Онлайн книга «Наполеонов обоз. Книга 2. Белые лошади»

Cтраница 22

Кстати, духовые оркестры в этот день проходили по улицам один за другим, потому как, повторим, много их было в городе.

И наш школьный, тоже примечательный и уважаемый в городе оркестр, как всегда, блистал и гремел, исполняя попурри из песен Фатьянова.
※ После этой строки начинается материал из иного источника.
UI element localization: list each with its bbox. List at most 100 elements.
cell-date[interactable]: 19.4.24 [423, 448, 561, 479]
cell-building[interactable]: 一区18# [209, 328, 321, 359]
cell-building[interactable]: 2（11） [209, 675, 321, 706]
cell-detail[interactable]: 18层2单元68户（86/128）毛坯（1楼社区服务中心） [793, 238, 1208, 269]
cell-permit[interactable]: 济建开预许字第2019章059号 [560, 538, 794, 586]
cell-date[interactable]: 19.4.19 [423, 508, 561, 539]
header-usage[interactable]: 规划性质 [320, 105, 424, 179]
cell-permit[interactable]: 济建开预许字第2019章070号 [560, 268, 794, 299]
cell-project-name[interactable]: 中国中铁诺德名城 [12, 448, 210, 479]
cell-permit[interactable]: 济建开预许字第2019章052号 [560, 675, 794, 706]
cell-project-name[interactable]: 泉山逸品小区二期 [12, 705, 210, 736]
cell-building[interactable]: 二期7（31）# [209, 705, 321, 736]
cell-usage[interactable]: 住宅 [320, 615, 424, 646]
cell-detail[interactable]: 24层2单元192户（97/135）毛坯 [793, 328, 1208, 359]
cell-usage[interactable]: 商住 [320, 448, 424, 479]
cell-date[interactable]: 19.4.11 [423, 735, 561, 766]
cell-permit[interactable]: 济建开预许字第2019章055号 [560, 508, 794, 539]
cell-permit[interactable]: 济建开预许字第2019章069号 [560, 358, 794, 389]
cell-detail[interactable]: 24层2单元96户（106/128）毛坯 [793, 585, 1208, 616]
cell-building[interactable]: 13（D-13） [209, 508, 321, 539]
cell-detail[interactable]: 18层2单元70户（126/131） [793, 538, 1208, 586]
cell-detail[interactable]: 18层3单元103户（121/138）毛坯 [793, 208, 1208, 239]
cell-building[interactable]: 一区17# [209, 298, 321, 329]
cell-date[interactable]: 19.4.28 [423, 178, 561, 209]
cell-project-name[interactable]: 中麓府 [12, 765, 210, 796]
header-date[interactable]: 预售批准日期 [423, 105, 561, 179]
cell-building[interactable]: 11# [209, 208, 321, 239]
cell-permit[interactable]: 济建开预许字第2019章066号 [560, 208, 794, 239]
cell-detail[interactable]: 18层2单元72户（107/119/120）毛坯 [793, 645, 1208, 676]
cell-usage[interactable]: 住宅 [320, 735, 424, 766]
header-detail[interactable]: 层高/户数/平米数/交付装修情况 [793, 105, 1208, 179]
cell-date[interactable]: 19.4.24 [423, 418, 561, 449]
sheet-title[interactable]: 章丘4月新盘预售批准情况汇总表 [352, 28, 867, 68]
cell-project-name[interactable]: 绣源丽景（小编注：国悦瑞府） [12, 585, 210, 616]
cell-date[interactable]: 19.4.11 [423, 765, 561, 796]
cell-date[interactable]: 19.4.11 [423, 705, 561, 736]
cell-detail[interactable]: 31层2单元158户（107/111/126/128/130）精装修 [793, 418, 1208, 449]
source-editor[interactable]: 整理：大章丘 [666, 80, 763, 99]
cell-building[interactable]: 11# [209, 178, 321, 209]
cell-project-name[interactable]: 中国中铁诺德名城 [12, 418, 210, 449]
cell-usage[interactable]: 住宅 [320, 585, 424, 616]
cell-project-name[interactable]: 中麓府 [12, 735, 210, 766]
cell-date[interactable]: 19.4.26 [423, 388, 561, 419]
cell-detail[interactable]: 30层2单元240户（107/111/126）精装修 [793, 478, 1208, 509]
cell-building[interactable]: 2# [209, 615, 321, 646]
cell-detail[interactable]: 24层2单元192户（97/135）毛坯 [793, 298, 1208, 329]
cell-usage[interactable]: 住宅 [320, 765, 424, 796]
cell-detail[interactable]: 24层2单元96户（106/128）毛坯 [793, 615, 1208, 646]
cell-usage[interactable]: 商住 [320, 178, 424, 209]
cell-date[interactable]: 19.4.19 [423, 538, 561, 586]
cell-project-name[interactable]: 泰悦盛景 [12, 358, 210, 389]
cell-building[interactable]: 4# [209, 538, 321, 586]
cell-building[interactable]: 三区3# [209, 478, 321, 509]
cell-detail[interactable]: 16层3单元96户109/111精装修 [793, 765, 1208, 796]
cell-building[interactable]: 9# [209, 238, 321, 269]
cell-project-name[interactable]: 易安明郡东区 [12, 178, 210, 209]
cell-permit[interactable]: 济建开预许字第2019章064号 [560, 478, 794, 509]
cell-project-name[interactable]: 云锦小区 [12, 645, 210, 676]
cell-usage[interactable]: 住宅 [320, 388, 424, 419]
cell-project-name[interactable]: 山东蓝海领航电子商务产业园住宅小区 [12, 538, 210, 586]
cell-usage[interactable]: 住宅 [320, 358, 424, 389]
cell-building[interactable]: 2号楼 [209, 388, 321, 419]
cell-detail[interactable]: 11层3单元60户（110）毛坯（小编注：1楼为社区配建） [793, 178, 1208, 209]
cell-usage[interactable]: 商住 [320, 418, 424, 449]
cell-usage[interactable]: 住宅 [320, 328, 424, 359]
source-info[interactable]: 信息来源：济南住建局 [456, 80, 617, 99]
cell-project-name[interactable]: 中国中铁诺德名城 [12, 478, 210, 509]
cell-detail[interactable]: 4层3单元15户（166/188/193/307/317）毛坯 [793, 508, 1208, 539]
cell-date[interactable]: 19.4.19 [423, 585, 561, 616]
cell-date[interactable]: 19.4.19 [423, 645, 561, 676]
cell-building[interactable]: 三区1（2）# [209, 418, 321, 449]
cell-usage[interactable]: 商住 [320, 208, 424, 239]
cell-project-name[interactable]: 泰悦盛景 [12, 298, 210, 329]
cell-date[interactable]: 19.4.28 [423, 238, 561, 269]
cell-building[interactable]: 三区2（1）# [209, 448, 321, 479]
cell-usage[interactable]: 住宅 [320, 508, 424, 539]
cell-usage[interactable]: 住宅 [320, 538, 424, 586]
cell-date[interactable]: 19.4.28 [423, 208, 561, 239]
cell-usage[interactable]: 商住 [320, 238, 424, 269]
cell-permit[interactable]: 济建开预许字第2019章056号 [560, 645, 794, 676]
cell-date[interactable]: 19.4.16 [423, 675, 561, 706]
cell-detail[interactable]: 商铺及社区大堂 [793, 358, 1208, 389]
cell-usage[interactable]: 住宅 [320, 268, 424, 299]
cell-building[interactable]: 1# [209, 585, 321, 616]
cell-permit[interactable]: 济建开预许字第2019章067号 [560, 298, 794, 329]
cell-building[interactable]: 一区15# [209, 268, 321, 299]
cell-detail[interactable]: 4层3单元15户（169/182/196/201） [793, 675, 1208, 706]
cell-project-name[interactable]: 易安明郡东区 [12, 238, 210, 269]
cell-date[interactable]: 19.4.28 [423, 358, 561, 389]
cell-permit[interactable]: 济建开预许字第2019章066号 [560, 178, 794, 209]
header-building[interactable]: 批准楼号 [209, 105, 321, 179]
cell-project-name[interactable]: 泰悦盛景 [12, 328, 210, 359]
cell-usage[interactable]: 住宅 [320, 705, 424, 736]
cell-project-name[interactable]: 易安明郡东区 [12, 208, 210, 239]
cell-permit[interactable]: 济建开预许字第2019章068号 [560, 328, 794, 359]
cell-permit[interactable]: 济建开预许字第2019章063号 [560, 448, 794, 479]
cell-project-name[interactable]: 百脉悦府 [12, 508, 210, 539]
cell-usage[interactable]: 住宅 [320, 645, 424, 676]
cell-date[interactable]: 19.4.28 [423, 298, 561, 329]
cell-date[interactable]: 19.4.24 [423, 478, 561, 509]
Юные солисты, пришедшие на смену прежним выпускникам школы, старательно выводили свои партии, а вечная старуха Баобаб – в своём не сносимом мужском пиджаке и чёрной бабочке – привычно махала и махала дирижёрской палочкой… И посреди самого яркого «тутти» оркестра – «Первым делом, первым делом самолёты!» – пауза… – «Ну а девушки?..» – вдруг качнулась, уронила руки…

(«В башке замутилось», – объясняла потом Стаху.)

…и стала оседать на деревянный помост…

Оркестр и хор разом сдулись и протяжно охнули. Уже ребята постарше бежали к ней – подхватить, уже ковылял по поляне, тряся брюхом, администратор мероприятия Афанасий Львович – звонить в «скорую»… Ну и далее по известному сюжету, с носилками да под сочувственные вздохи, понеслось спасение старухи, вплоть до койки в третьей палате отделения интенсивной терапии Народной больницы…

…где Стах её и нашёл.


Вера Самойловна лежала у окна, за которым росли старые липы и молодые ёлочки. Она была оживлена и настроена на скорую выписку. Сказала:

– Удачно, что я гигнулась в городе, а то бы куковала сейчас в нашей поселковой богадельне. Вид из окна здесь, конечно, чудесный, – ты обратил внимание, какие роскошные липы? Мы ещё погуляем, конечно. Но долго валяться я не намерена.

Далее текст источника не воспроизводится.